X-101: X-101 (Underground Resistance, 1991);
composer(s) uncredited, but includes “Mad” Mike Banks


One of the things I like most about techno is that its second Detroit iteration gave rise to the obsessives of the Underground Resistance collective. Except for Christian Marclay, no one took the idea of vinyl discs as fetish objects farther, and none farther than this twelve-inch. The B side has one track cut into a groove running from the center of the disc to the edge. The A side – which has no take-up grooves at all – comprises two tracks lasting less than a minute each purporting to be waveform tests, followed by a five-minute four-on-the-floor whomper called “Sonic Destroyer.” Techno is distinguished from other electronic forms sprouting in the mid 1980s, like house, in its dispensing with vocals, or anything that might give its creations any human-scale reference points.
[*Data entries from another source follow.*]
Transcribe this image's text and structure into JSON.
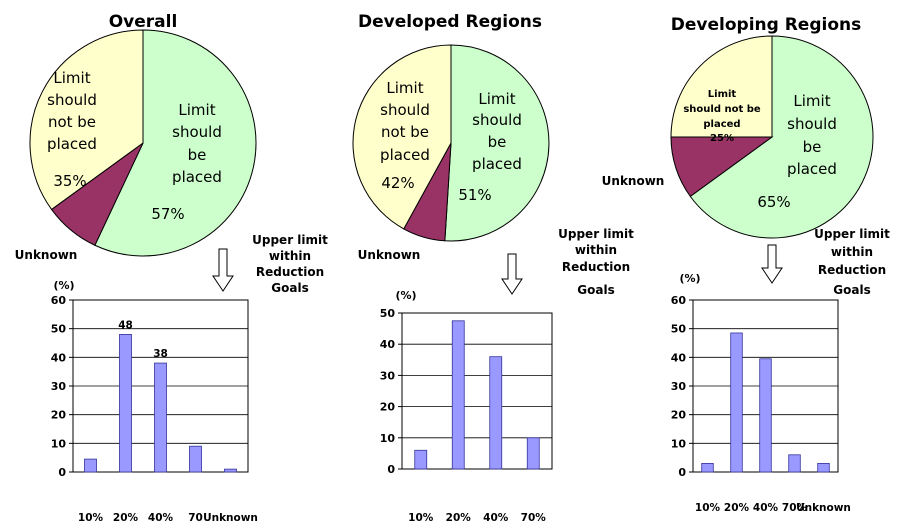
{
  "colors": {
    "placed": "#ccffcc",
    "not_placed": "#ffffcc",
    "unknown": "#993366",
    "bar": "#9999ff",
    "bar_stroke": "#333399",
    "grid": "#000000"
  },
  "chart_data": [
    {
      "type": "pie",
      "title": "Overall",
      "slices": [
        {
          "label": "Limit should be placed",
          "value": 57,
          "value_label": "57%",
          "color": "#ccffcc"
        },
        {
          "label": "Unknown",
          "value": 8,
          "value_label": "",
          "color": "#993366"
        },
        {
          "label": "Limit should not be placed",
          "value": 35,
          "value_label": "35%",
          "color": "#ffffcc"
        }
      ]
    },
    {
      "type": "pie",
      "title": "Developed Regions",
      "slices": [
        {
          "label": "Limit should be placed",
          "value": 51,
          "value_label": "51%",
          "color": "#ccffcc"
        },
        {
          "label": "Unknown",
          "value": 7,
          "value_label": "",
          "color": "#993366"
        },
        {
          "label": "Limit should not be placed",
          "value": 42,
          "value_label": "42%",
          "color": "#ffffcc"
        }
      ]
    },
    {
      "type": "pie",
      "title": "Developing Regions",
      "slices": [
        {
          "label": "Limit should be placed",
          "value": 65,
          "value_label": "65%",
          "color": "#ccffcc"
        },
        {
          "label": "Unknown",
          "value": 10,
          "value_label": "",
          "color": "#993366"
        },
        {
          "label": "Limit should not be placed",
          "value": 25,
          "value_label": "25%",
          "color": "#ffffcc"
        }
      ]
    },
    {
      "type": "bar",
      "title": "Upper limit within Reduction Goals",
      "ylabel": "(%)",
      "categories": [
        "10%",
        "20%",
        "40%",
        "70",
        "Unknown"
      ],
      "values": [
        4.5,
        48,
        38,
        9,
        1
      ],
      "data_labels": [
        "",
        "48",
        "38",
        "",
        ""
      ],
      "ylim": [
        0,
        60
      ],
      "yticks": [
        0,
        10,
        20,
        30,
        40,
        50,
        60
      ]
    },
    {
      "type": "bar",
      "title": "Upper limit within Reduction Goals",
      "ylabel": "(%)",
      "categories": [
        "10%",
        "20%",
        "40%",
        "70%"
      ],
      "values": [
        6,
        47.5,
        36,
        10
      ],
      "data_labels": [
        "",
        "",
        "",
        ""
      ],
      "ylim": [
        0,
        50
      ],
      "yticks": [
        0,
        10,
        20,
        30,
        40,
        50
      ]
    },
    {
      "type": "bar",
      "title": "Upper limit within Reduction Goals",
      "ylabel": "(%)",
      "categories": [
        "10%",
        "20%",
        "40%",
        "70%",
        "Unknown"
      ],
      "values": [
        3,
        48.5,
        39.5,
        6,
        3
      ],
      "data_labels": [
        "",
        "",
        "",
        "",
        ""
      ],
      "ylim": [
        0,
        60
      ],
      "yticks": [
        0,
        10,
        20,
        30,
        40,
        50,
        60
      ]
    }
  ],
  "texts": {
    "pie1": {
      "placed": [
        "Limit",
        "should",
        "be",
        "placed"
      ],
      "placed_pct": "57%",
      "not": [
        "Limit",
        "should",
        "not be",
        "placed"
      ],
      "not_pct": "35%",
      "unknown": "Unknown"
    },
    "pie2": {
      "placed": [
        "Limit",
        "should",
        "be",
        "placed"
      ],
      "placed_pct": "51%",
      "not": [
        "Limit",
        "should",
        "not be",
        "placed"
      ],
      "not_pct": "42%",
      "unknown": "Unknown"
    },
    "pie3": {
      "placed": [
        "Limit",
        "should",
        "be",
        "placed"
      ],
      "placed_pct": "65%",
      "not": [
        "Limit",
        "should not be",
        "placed",
        "25%"
      ],
      "unknown": "Unknown"
    },
    "note_lines": [
      "Upper limit",
      "within",
      "Reduction",
      "Goals"
    ]
  }
}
This served to give even its most minimal and abstract compositions – often very inexpensively assembled, with cheap electronic gadgets – an alarming “there-ness.” They became facts, the same way certain words – like “I accept your offer” or “This theater is on fire!” – can be legal acts. The hook refrain of “Sonic Destroyer” is what sounds like a Roland 303 imitating a swarm of furious bees. Dance to it? You already did.
Note: 25 secular essays about 25 songs, each one exactly 200 words long, appearing one per day during Advent (approximately).